After A Job Interview
Before I started my own consulting practice, I frequently interviewed candidates for jobs in my corporate roles. A few candidates never followed-up, which spoke for itself, but the majority sent a fairly formulaic follow-up email thanking me for the opportunity and saying they hoped to hear back soon. After a long day or week of interviews, they all start to sound the same.
But one candidate completely blew me away. The same day as the interview, I received a handwritten card delivered to my desk, thanking me for the opportunity, mentioning specific things we had talked about in the interview, and sharing her phone number for any follow-up questions I might have. I later found out that she had brought the blank note card with her, wrote it down in the lobby immediately after the interview, and asked the front desk to deliver it upstairs.
Needless to say, she stood out from the crowd. She demonstrated that she cared deeply about making a good impression, that she thought in advance about how to do that so she could come prepared, and that she took the time and effort to do something that could have been done with a simple email. She got the job.
Thanking Clients, Customers & Partners
I travel a tremendous amount to speak at conferences and do corporate workshops on brand storytelling.

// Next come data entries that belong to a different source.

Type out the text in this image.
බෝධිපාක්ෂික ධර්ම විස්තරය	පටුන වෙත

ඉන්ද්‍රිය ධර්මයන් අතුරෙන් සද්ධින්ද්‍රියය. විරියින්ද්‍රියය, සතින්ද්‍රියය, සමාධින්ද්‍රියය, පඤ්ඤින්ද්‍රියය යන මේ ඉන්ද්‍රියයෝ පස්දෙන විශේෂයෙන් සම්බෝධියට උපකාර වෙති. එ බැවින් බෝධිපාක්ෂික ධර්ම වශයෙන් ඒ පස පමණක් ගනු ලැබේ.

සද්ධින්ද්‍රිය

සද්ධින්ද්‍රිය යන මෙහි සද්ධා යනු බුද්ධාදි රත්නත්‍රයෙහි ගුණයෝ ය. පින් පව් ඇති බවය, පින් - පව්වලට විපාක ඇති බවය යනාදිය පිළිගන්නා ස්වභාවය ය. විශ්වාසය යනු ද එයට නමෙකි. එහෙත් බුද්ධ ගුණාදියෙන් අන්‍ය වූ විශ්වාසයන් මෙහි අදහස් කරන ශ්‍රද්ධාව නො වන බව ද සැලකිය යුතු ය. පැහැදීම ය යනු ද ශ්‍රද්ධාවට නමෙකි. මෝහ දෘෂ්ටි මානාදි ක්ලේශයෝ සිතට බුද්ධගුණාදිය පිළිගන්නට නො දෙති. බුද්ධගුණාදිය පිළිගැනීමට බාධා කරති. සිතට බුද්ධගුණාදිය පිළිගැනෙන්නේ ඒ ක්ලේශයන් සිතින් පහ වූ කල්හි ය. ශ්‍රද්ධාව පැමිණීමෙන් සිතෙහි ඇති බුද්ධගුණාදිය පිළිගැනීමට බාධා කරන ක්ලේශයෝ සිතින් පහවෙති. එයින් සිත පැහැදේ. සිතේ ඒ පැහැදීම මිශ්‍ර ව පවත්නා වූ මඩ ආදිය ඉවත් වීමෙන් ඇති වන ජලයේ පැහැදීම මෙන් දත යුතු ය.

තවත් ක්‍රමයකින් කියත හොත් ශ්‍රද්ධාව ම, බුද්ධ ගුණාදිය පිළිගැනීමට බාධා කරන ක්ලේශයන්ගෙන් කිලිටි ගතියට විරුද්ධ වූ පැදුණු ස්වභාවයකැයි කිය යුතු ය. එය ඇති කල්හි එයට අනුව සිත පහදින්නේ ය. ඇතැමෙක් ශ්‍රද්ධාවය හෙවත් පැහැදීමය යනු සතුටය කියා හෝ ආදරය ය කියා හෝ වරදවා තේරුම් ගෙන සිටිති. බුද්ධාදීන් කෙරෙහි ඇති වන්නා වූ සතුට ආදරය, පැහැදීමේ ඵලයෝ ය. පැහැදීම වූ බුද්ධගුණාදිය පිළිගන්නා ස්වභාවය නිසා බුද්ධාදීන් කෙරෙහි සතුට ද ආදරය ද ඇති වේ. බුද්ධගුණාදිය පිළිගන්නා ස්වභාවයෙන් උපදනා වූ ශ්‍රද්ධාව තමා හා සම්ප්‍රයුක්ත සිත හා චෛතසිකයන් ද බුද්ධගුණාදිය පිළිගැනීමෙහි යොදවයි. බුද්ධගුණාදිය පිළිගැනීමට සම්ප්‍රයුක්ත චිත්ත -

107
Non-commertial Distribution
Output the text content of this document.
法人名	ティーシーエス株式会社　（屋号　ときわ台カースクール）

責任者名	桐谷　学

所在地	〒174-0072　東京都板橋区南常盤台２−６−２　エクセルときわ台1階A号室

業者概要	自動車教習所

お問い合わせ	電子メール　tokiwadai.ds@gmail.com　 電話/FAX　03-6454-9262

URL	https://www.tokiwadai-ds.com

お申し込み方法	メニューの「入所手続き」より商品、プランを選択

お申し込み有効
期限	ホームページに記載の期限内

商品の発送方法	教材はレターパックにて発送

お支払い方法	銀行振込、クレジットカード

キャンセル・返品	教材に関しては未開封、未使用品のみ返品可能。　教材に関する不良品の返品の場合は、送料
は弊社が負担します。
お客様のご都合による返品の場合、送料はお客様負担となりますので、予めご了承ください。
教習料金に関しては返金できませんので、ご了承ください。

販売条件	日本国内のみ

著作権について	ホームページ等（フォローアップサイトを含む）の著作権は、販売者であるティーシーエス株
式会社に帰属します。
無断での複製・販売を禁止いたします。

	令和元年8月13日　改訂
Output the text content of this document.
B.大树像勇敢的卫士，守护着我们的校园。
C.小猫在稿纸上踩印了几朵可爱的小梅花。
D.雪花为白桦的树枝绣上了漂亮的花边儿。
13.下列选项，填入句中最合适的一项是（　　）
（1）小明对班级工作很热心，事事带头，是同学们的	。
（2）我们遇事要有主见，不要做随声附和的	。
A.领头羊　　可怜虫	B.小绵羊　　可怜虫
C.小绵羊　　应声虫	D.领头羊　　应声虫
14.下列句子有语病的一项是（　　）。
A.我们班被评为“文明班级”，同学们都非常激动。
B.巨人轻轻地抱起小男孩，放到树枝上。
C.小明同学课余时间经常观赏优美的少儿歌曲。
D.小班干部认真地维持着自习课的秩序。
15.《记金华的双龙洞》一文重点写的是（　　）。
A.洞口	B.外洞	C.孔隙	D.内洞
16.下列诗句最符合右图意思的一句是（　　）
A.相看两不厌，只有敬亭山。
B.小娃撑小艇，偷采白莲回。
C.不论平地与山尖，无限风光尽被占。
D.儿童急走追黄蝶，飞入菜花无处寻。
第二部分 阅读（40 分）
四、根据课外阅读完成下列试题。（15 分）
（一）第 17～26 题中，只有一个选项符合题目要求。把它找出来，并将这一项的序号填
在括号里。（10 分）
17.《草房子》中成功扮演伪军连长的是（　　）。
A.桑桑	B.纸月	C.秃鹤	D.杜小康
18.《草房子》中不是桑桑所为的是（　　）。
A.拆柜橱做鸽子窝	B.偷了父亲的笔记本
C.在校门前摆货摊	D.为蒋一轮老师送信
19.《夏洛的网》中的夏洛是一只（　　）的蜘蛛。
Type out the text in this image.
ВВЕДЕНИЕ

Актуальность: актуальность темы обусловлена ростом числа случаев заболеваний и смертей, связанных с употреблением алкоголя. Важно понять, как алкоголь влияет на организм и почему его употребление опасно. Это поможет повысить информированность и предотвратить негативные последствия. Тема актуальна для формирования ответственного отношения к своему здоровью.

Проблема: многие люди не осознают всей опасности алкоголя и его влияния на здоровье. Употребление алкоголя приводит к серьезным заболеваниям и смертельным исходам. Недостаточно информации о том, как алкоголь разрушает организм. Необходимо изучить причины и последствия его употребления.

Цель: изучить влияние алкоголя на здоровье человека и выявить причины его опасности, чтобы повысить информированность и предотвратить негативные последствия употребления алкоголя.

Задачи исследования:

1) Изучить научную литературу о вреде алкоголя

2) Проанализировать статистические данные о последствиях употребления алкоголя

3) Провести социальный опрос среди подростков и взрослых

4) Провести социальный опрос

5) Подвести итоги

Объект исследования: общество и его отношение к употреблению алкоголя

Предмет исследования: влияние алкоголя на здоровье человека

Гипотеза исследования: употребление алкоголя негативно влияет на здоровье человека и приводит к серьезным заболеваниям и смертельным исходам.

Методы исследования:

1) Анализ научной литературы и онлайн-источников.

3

With more than 110K miles traveled last year, the venues, hotels, events and more can start to mush together. But the organizers, events and venues that I remember most fondly are those that go the extra mile to show their appreciation in interesting and delightful ways.
"Delight and customer service are often used as synonyms, but I believe there is a key difference between the two," Jessika Phillips, of Now Marketing Group, which focuses on relationship marketing as a path for growth. "Customer service is something you have to do, but delight is something you do because you want to!" After I taught a class for Phillips' Magnet Marketers course, she delighted me with a Sugarwish, which allowed me to pick my favorite candy as a thank you.
Several conferences have offered useful customized speakers gifts to show appreciation, and one conference sponsor gave speakers a handy "speaker emergency kit" with things we might need in a pinch, like stain remover, breath freshener and band aids. A few conference hotels have even delighted me by having a handwritten welcome note or gift basket with local snacks in the room when I arrived after a long flight. One corporate host gave me some locally grown flowers to take home.
When it comes time to decide which conferences to attend and where to stay, you can bet that extra effort and thanks will come into consideration!
Any Other Time You Need To Say "Thank You"
It doesn't have to cost money to show your appreciation for clients, customers and anyone else. Simply putting in some extra effort into your thank yous and follow-ups will show you care. You can do this for free, with things like handwritten notes, emailing a photo of yourself holding up a personalized "thank you," and more.
"I want to stand out from the usual and be remembered fondly, so I always try to add a little extra," says Jon Butt, of Marketing For Owners. "For example, every interview guest on the Marketing For Owners Podcast receives a very personal video from me the day after our chat, thanking them along with a special tip on how to make the most of their interview with their own audience."
"It's very obvious that it takes me some effort to do this," he says. "That makes it all the more memorable and, judging by the kind messages I get back from my big-name guests, it works."